When she got an infection in late winter, though, it was the beginning of the end. By April, the care center recommended hospice, which started a couple of weeks before her death. When the end came, it came swiftly, for which I am grateful.

And that’s the twilight zone. I did not want my mother to die, but I did not want her to live the way she was living, either. If she had continued as she was at Christmas, it might have been okay for a time, but when she was no longer eating and drinking and starting to have trouble recognizing family members, we saw how ugly dementia could get and how ugly it was for families whose loved ones have been in that stage for months and years.

My sister referred in a post on her blog to the devil of dementia and this state of mixed emotions is one of those devils.

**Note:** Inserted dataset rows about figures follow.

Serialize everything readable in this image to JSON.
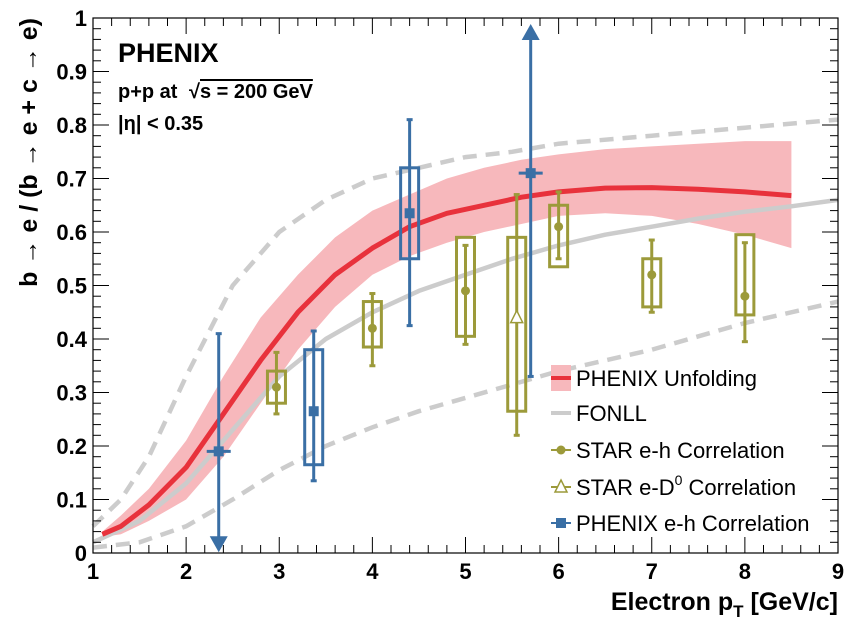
{
  "chart_data": {
    "type": "scatter",
    "xlabel": "Electron p",
    "xlabel_sub": "T",
    "xlabel_unit": " [GeV/c]",
    "ylabel": "b → e / (b → e + c → e)",
    "xlim": [
      1,
      9
    ],
    "ylim": [
      0,
      1
    ],
    "x_ticks": [
      "1",
      "2",
      "3",
      "4",
      "5",
      "6",
      "7",
      "8",
      "9"
    ],
    "y_ticks": [
      "0",
      "0.1",
      "0.2",
      "0.3",
      "0.4",
      "0.5",
      "0.6",
      "0.7",
      "0.8",
      "0.9",
      "1"
    ],
    "annotations": {
      "experiment": "PHENIX",
      "system": "p+p at  √s = 200 GeV",
      "system_prefix": "p+p at ",
      "sqrt_symbol": "√",
      "system_suffix": "s = 200 GeV",
      "eta_cut": "|η| < 0.35"
    },
    "legend": {
      "position": "lower-right",
      "entries": [
        {
          "label": "PHENIX Unfolding",
          "color": "#e8323c"
        },
        {
          "label": "FONLL",
          "color": "#cccccc"
        },
        {
          "label": "STAR e-h Correlation",
          "color": "#9c9a3a"
        },
        {
          "label": "STAR e-D",
          "label_sup": "0",
          "label_suffix": " Correlation",
          "color": "#9c9a3a"
        },
        {
          "label": "PHENIX e-h Correlation",
          "color": "#3a6fa5"
        }
      ]
    },
    "series": [
      {
        "name": "PHENIX Unfolding",
        "kind": "line_band",
        "color": "#e8323c",
        "band_color": "#f7b8bc",
        "x": [
          1.1,
          1.3,
          1.6,
          2.0,
          2.4,
          2.8,
          3.2,
          3.6,
          4.0,
          4.4,
          4.8,
          5.2,
          5.6,
          6.0,
          6.5,
          7.0,
          7.5,
          8.0,
          8.5
        ],
        "y": [
          0.035,
          0.05,
          0.09,
          0.16,
          0.26,
          0.36,
          0.45,
          0.52,
          0.57,
          0.61,
          0.635,
          0.65,
          0.665,
          0.675,
          0.682,
          0.683,
          0.68,
          0.675,
          0.668
        ],
        "low": [
          0.03,
          0.035,
          0.06,
          0.1,
          0.18,
          0.28,
          0.38,
          0.46,
          0.52,
          0.555,
          0.58,
          0.6,
          0.615,
          0.63,
          0.635,
          0.63,
          0.615,
          0.595,
          0.57
        ],
        "high": [
          0.04,
          0.07,
          0.12,
          0.21,
          0.33,
          0.44,
          0.52,
          0.59,
          0.64,
          0.67,
          0.7,
          0.72,
          0.735,
          0.745,
          0.755,
          0.76,
          0.765,
          0.77,
          0.77
        ]
      },
      {
        "name": "FONLL",
        "kind": "line",
        "color": "#cccccc",
        "x": [
          1.0,
          1.5,
          2.0,
          2.5,
          3.0,
          3.5,
          4.0,
          4.5,
          5.0,
          5.5,
          6.0,
          6.5,
          7.0,
          7.5,
          8.0,
          8.5,
          9.0
        ],
        "y": [
          0.02,
          0.06,
          0.13,
          0.23,
          0.33,
          0.4,
          0.45,
          0.49,
          0.52,
          0.55,
          0.575,
          0.595,
          0.61,
          0.625,
          0.638,
          0.648,
          0.66
        ]
      },
      {
        "name": "FONLL upper",
        "kind": "dashed",
        "color": "#cccccc",
        "x": [
          1.0,
          1.3,
          1.6,
          2.0,
          2.5,
          3.0,
          3.5,
          4.0,
          4.5,
          5.0,
          5.5,
          6.0,
          7.0,
          8.0,
          9.0
        ],
        "y": [
          0.05,
          0.1,
          0.18,
          0.33,
          0.5,
          0.6,
          0.66,
          0.7,
          0.72,
          0.74,
          0.75,
          0.765,
          0.78,
          0.795,
          0.81
        ]
      },
      {
        "name": "FONLL lower",
        "kind": "dashed",
        "color": "#cccccc",
        "x": [
          1.0,
          1.5,
          2.0,
          2.5,
          3.0,
          3.5,
          4.0,
          4.5,
          5.0,
          5.5,
          6.0,
          7.0,
          8.0,
          9.0
        ],
        "y": [
          0.01,
          0.02,
          0.05,
          0.1,
          0.155,
          0.2,
          0.235,
          0.265,
          0.29,
          0.315,
          0.34,
          0.38,
          0.43,
          0.47
        ]
      },
      {
        "name": "STAR e-h Correlation",
        "kind": "points",
        "marker": "circle",
        "color": "#9c9a3a",
        "points": [
          {
            "x": 2.97,
            "y": 0.31,
            "elow": 0.26,
            "ehigh": 0.375,
            "syslow": 0.28,
            "syshigh": 0.34
          },
          {
            "x": 4.0,
            "y": 0.42,
            "elow": 0.35,
            "ehigh": 0.485,
            "syslow": 0.385,
            "syshigh": 0.47
          },
          {
            "x": 5.0,
            "y": 0.49,
            "elow": 0.39,
            "ehigh": 0.575,
            "syslow": 0.405,
            "syshigh": 0.59
          },
          {
            "x": 6.0,
            "y": 0.61,
            "elow": 0.55,
            "ehigh": 0.675,
            "syslow": 0.535,
            "syshigh": 0.65
          },
          {
            "x": 7.0,
            "y": 0.52,
            "elow": 0.45,
            "ehigh": 0.585,
            "syslow": 0.46,
            "syshigh": 0.55
          },
          {
            "x": 8.0,
            "y": 0.48,
            "elow": 0.395,
            "ehigh": 0.58,
            "syslow": 0.445,
            "syshigh": 0.595
          }
        ]
      },
      {
        "name": "STAR e-D0 Correlation",
        "kind": "points",
        "marker": "triangle-open",
        "color": "#9c9a3a",
        "points": [
          {
            "x": 5.55,
            "y": 0.44,
            "elow": 0.22,
            "ehigh": 0.67,
            "syslow": 0.265,
            "syshigh": 0.59
          }
        ]
      },
      {
        "name": "PHENIX e-h Correlation",
        "kind": "points",
        "marker": "square",
        "color": "#3a6fa5",
        "points": [
          {
            "x": 2.35,
            "y": 0.19,
            "elow": 0.02,
            "ehigh": 0.41,
            "syslow": 0.19,
            "syshigh": 0.19,
            "arrow_low": true
          },
          {
            "x": 3.37,
            "y": 0.265,
            "elow": 0.135,
            "ehigh": 0.415,
            "syslow": 0.165,
            "syshigh": 0.38
          },
          {
            "x": 4.4,
            "y": 0.635,
            "elow": 0.425,
            "ehigh": 0.81,
            "syslow": 0.55,
            "syshigh": 0.72
          },
          {
            "x": 5.7,
            "y": 0.71,
            "elow": 0.33,
            "ehigh": 0.97,
            "syslow": 0.71,
            "syshigh": 0.71,
            "arrow_high": true
          }
        ]
      }
    ]
  }
}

Even before the dementia, I am not sure my mother and I ever would have had any kind of resolution or reconciliation in our relationship, but dementia robbed us of that chance, as it robbed her of herself in many ways, and as it is robbing me now of the kind of heartfelt grief I had with my dad’s death. When I say to myself I wish my mother back, I know I am saying that I wish back the woman I knew as a child and a teenager and a young woman. I cannot wish her back only to have her suffer, as I know she did, the devil of dementia.

In the early morning hours after my mother’s death, jet-lagged and exhausted, I was in that half-awake / half-asleep stage when one doesn’t know if one is dreaming or thinking. The only word for what occurred is a vision, where I saw my mother breaking out of her body as it had been and standing there as she was many years ago. I like to think that is what has happened to her mind and heart and soul and that now she is whole and at peace.